The HTML5 Parsing Algorithm
Over the past few months, we’ve been hard at work implementing the parsing algorithm from HTML5. Before HTML5, there was no standard for how browsers should parse invalid HTML. As a result, every browser developed their own parsing quirks, harming interoperability for pages that contain invalid HTML. HTML5, in contrast, specifies a complete algorithm for parsing HTML documents. Switching to the HTML5 parsing algorithm has three main benefits:
- Better interoperability between browsers. All browsers that implement the HTML5 parsing algorithm should parse HTML the same way, which means your web page should parse the same way in Firefox 4 and the WebKit nightly, even if it contains invalid markup. Improving interoperability makes it easier to author HTML by reducing the differences between browsers.
- Better compatibility with web pages. A mind boggling amount of data analysis has gone into designing the HTML parsing algorithm. By crawling the web, the designers were able to carefully weigh the trade-offs and maximize compatibility with existing web pages. By implementing the algorithm, we leverage their effort and improve the compatibility of our parser, making it less likely that users will run across broken pages.

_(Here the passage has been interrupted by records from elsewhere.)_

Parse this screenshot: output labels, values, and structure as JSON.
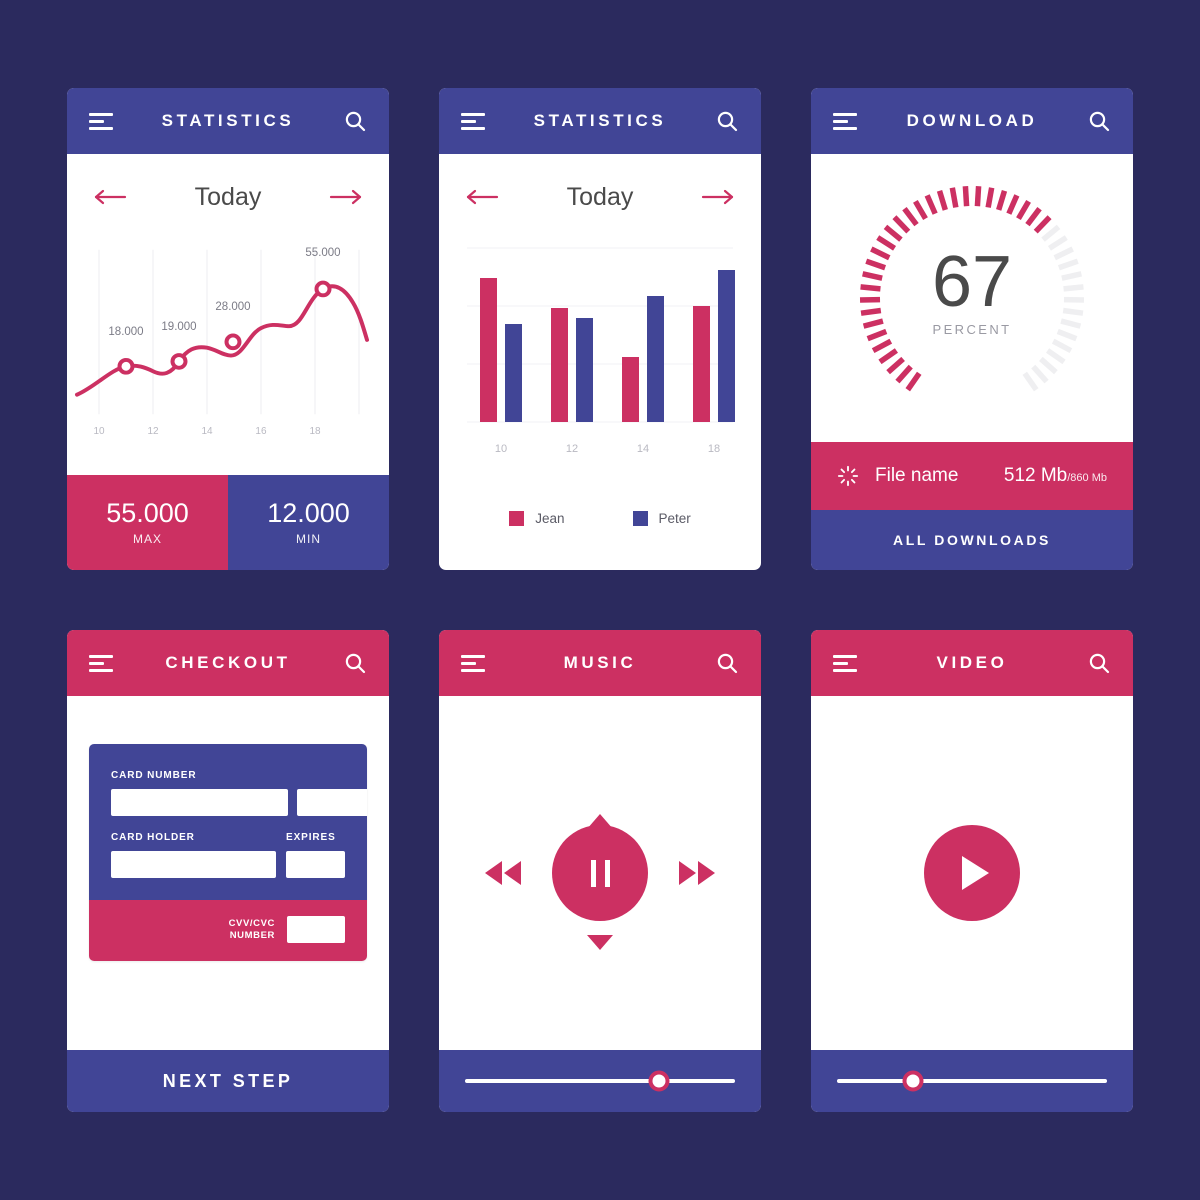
{
  "theme": {
    "background": "#2b2a5e",
    "blue": "#414596",
    "pink": "#cc3062",
    "white": "#ffffff",
    "text_dark": "#4a4a4a",
    "text_muted": "#9a9aa3",
    "gridline": "#ededf2"
  },
  "screens": {
    "statistics_line": {
      "appbar": {
        "title": "STATISTICS",
        "menu_icon": "hamburger-icon",
        "search_icon": "search-icon"
      },
      "datenav": {
        "label": "Today",
        "prev_icon": "arrow-left-icon",
        "next_icon": "arrow-right-icon"
      },
      "footer": {
        "max": {
          "value": "55.000",
          "label": "MAX"
        },
        "min": {
          "value": "12.000",
          "label": "MIN"
        }
      }
    },
    "statistics_bar": {
      "appbar": {
        "title": "STATISTICS",
        "menu_icon": "hamburger-icon",
        "search_icon": "search-icon"
      },
      "datenav": {
        "label": "Today",
        "prev_icon": "arrow-left-icon",
        "next_icon": "arrow-right-icon"
      }
    },
    "download": {
      "appbar": {
        "title": "DOWNLOAD",
        "menu_icon": "hamburger-icon",
        "search_icon": "search-icon"
      },
      "gauge": {
        "value": "67",
        "unit": "PERCENT"
      },
      "file": {
        "spinner_icon": "loading-spinner-icon",
        "name": "File name",
        "downloaded": "512 Mb",
        "total": "/860 Mb"
      },
      "all_downloads_label": "ALL DOWNLOADS"
    },
    "checkout": {
      "appbar": {
        "title": "CHECKOUT",
        "menu_icon": "hamburger-icon",
        "search_icon": "search-icon"
      },
      "card": {
        "card_number_label": "CARD NUMBER",
        "card_number_values": [
          "",
          "",
          "",
          ""
        ],
        "card_number_placeholders": [
          "",
          "",
          "",
          ""
        ],
        "card_holder_label": "CARD HOLDER",
        "card_holder_value": "",
        "expires_label": "EXPIRES",
        "expires_value": "",
        "cvv_label_line1": "CVV/CVC",
        "cvv_label_line2": "NUMBER",
        "cvv_value": ""
      },
      "next_step_label": "NEXT STEP"
    },
    "music": {
      "appbar": {
        "title": "MUSIC",
        "menu_icon": "hamburger-icon",
        "search_icon": "search-icon"
      },
      "controls": {
        "play_pause_icon": "pause-icon",
        "prev_icon": "rewind-icon",
        "next_icon": "fast-forward-icon",
        "up_icon": "triangle-up-icon",
        "down_icon": "triangle-down-icon"
      },
      "slider": {
        "position_percent": 72
      }
    },
    "video": {
      "appbar": {
        "title": "VIDEO",
        "menu_icon": "hamburger-icon",
        "search_icon": "search-icon"
      },
      "controls": {
        "play_icon": "play-icon"
      },
      "slider": {
        "position_percent": 28
      }
    }
  },
  "chart_data": [
    {
      "type": "line",
      "title": "Today",
      "xlabel": "",
      "ylabel": "",
      "x": [
        10,
        11,
        12,
        13,
        14,
        15,
        16,
        17,
        18,
        19
      ],
      "xticks": [
        "10",
        "12",
        "14",
        "16",
        "18"
      ],
      "xtick_values": [
        10,
        12,
        14,
        16,
        18
      ],
      "values": [
        8000,
        18000,
        14000,
        19000,
        16000,
        28000,
        24000,
        55000,
        46000,
        30000
      ],
      "point_labels": [
        {
          "x": 11,
          "value": 18000,
          "text": "18.000"
        },
        {
          "x": 13,
          "value": 19000,
          "text": "19.000"
        },
        {
          "x": 15,
          "value": 28000,
          "text": "28.000"
        },
        {
          "x": 17.5,
          "value": 55000,
          "text": "55.000"
        }
      ],
      "markers_at": [
        11,
        13,
        15,
        17.5
      ],
      "line_color": "#cc3062",
      "grid": true,
      "legend": "none",
      "ylim": [
        0,
        60000
      ]
    },
    {
      "type": "bar",
      "title": "Today",
      "categories": [
        "10",
        "12",
        "14",
        "18"
      ],
      "series": [
        {
          "name": "Jean",
          "color": "#cc3062",
          "values": [
            100,
            78,
            45,
            80
          ]
        },
        {
          "name": "Peter",
          "color": "#414596",
          "values": [
            66,
            73,
            90,
            102
          ]
        }
      ],
      "xlabel": "",
      "ylabel": "",
      "ylim": [
        0,
        115
      ],
      "grid": true,
      "legend": "bottom"
    },
    {
      "type": "gauge",
      "title": "DOWNLOAD",
      "value": 67,
      "max": 100,
      "unit": "PERCENT",
      "active_color": "#cc3062",
      "inactive_color": "#efeff1",
      "ticks_total": 44,
      "sweep_degrees": 290
    }
  ]
}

- SVG and MathML in HTML. One of the cool new features of the HTML5 parsing algorithm is the ability to embed SVG and MathML directly in HTML pages. To embed SVG, you simply add an <svg> tag to your HTML page and you can use the full power of SVG.
(View source to see the demo SVG code inline in this HTML post.)
We’ve been implementing the HTML5 parsing algorithm in phases. Two months ago, we finished the first phase, which consisted of the tokenization algorithm. Late last night, we finished the second major piece: the tree builder algorithm. Together, these two algorithms form the core of the parser and consist of over 10,000 lines of code. In the next phase, we’ll tackle fragment parsing (which is used by innerHTML and HTML5test.com).
One of the challenges we’ve encountered in switching to the HTML5 parsing algorithm is that some HTML documents rely on WebKit-specific parser quirks. For example, some websites use self-closing script tags (e.g., <script src=”…” />). WebKit is the only major rendering engine that supports this syntax (other browsers ignore the trailing “/” and look for a “</script>” tag). By implementing HTML5, we improve interoperability with other browsers at the cost of compatibility with some WebKit-specific content. In the long run, however, we believe these changes are good for the web platform as a whole.
Implementing the HTML5 parsing algorithm has also given us an opportunity to give back to the community. For example, we’ve sent feedback to the W3C HTML working group about how to improve the correctness and compatibility of the parsing algorithm itself and we’ve contributed over 250 test cases to the HTML5lib parser test suite.